Area di rigore serba. Passaggio di Quagliarella per Insigne e infine goal: al novantesimo, l’Italia diventa campione d’Europa.

È tutto reale: Alfonso Mereu alias AlonsoGrayfox, Carmine Liuzzi (Naples17x), Rosario Accurso (Npk_02), e Nicola Lillo (Nicaldan) sono la formazione della e-Nazionale italiana che, lo scorso 24 maggio, è diventata campione d’Europa nel campionato di PES organizzato dalla UEFA. 

Il torneo si sarebbe dovuto svolgere in concomitanza agli Europei di calcio 2020, ma l’emergenza sanitaria ha ridimensionato il tutto: ognuno, dalla propria comfort zone, ha contribuito all’impresa che nessuno, all’inizio del torneo, avrebbe mai pronosticato. 

Sì, perché la sezione e-Foot della FIGC ha iniziato la sua avventura nella stessa situazione della Nazionale maggiore al mondiale del 2006. 

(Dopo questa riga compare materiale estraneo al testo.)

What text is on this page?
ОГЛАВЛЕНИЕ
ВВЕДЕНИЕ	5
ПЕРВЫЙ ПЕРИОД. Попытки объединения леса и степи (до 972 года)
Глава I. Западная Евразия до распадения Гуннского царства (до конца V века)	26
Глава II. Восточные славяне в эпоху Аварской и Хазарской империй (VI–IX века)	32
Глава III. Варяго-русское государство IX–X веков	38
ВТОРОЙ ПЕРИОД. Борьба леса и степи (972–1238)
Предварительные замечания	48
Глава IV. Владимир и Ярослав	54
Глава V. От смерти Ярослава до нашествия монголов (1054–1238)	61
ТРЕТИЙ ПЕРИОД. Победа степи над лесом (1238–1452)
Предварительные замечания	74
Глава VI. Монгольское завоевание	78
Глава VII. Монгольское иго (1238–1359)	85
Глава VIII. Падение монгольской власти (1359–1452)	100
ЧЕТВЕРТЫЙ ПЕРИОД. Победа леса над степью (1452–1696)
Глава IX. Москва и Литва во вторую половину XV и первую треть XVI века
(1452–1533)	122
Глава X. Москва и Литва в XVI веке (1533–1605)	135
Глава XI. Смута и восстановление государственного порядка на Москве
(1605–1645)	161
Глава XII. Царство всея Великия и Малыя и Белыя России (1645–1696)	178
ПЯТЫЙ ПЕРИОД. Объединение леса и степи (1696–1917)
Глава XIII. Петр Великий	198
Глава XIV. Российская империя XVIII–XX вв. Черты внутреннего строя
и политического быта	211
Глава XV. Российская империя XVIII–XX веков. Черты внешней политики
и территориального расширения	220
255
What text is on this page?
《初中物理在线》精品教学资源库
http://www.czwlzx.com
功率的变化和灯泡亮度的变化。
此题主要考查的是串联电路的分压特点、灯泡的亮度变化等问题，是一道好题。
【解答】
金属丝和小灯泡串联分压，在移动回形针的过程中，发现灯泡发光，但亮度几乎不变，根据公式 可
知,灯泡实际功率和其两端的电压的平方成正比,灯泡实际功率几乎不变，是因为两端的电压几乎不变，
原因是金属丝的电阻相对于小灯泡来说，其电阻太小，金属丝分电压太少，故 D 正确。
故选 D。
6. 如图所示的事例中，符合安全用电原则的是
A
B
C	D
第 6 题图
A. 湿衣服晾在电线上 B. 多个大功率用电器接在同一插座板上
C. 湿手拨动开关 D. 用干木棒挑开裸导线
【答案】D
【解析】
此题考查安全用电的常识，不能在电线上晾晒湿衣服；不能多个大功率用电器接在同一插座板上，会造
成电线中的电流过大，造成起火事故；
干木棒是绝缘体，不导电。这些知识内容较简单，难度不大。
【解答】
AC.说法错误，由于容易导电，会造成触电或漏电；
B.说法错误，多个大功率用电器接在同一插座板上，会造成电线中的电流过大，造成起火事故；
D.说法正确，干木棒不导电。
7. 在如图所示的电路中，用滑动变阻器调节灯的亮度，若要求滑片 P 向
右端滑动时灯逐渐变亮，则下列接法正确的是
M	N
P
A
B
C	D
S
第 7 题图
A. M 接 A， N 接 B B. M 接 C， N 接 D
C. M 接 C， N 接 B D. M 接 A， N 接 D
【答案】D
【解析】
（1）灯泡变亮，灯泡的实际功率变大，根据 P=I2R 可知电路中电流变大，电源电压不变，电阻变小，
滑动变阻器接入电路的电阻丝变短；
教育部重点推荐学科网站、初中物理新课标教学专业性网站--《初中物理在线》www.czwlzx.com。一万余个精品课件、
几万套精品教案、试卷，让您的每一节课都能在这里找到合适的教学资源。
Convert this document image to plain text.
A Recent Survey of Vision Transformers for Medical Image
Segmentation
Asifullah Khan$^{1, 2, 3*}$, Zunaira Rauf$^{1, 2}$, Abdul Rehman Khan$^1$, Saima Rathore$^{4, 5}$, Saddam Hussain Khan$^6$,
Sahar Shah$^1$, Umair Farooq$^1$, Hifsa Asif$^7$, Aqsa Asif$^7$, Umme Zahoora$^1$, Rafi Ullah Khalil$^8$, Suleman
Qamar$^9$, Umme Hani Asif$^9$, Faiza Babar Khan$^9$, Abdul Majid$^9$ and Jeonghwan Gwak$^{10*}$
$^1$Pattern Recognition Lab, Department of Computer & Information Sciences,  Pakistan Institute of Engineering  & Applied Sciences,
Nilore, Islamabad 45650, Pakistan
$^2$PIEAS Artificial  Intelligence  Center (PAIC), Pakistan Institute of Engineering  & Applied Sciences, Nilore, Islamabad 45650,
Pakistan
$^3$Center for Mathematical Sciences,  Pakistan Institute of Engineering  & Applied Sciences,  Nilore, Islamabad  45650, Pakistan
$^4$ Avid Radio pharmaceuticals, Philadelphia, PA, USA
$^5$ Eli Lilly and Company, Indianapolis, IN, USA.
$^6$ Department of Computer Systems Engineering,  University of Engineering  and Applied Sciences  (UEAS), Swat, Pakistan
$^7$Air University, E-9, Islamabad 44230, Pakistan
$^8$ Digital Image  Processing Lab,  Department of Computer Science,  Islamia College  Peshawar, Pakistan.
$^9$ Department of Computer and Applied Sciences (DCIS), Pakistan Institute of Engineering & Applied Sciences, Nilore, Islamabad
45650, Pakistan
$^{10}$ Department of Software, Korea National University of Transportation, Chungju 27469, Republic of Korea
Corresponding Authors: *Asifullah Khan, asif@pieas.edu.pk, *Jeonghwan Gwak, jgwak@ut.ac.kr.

La formazione, nata a gennaio di quest’anno, ha battuto in semifinale la favoritissima Francia e in finale la Serbia, trainata dal campione mondiale di PES.

Nonostante la distanza, sia in fase di preparazione che durante la stessa competizione, il gruppo è riuscito subito a compattarsi ed è stato proprio il gioco di squadra il loro punto di forza (è stata forse l’unica formazione a schierare tutti i suoi giocatori).

Vero e proprio punto di riferimento per il gruppo è stato l’esperto Nicola Lillo: partecipa alla sua prima competizione circa 14 anni come pro-player (in gergo tecnico), poi successivamente è stato anche coach. Da settembre, l’obiettivo della nazionale è stato lo stimolo fondamentale per riprendere gli allenamenti e la vittoria del torneo è stata il coronamento di un sogno.

Anche per Alfonso Mereu e Rosario Accurso, l’ingresso in nazionale è stato un traguardo cercato, voluto ma sicuramente inaspettato: militanti rispettivamente nella divisione PES dell’Hellas Verona e del Genoa, entrambi hanno iniziato a giocare grazie alla passione dei fratelli per il calcio e i giochi elettronici di calcio. Entrambi sono entrati nel mondo competitivo di recente: Rosario ha fatto il suo ingresso online e nelle competizioni nel 2019; nello stesso anno, Alfonso è ritornato dopo un’assenza di sei anni. 

E infine il “bello”, come definito dal gruppo. Carmine Liuzzi, pro-player del Pisa Sporting Club, si è avvicinato casualmente al mondo competitivo e, allo stesso modo, è arrivata l’esperienza in Nazionale. È il più giovane, ma anche il giocatore decisivo: sua è stata l’azione finale, grazie a cui l’Italia è riuscita a vincere il titolo.

La loro vittoria, oltre ad essere motivo d’orgoglio per l’intera nazione, ha sicuramente una valenza particolare per il movimento e-Sport italiano: pur essendo in continua crescita, soprattutto negli ultimi anni, è ancora arretrato rispetto al resto d’Europa e del mondo. 

Bisogna quindi sperare che questo possa essere uno spunto di riflessione, di miglioramento e di ulteriore crescita per una realtà che, ormai, non è più solo un fenomeno passeggero.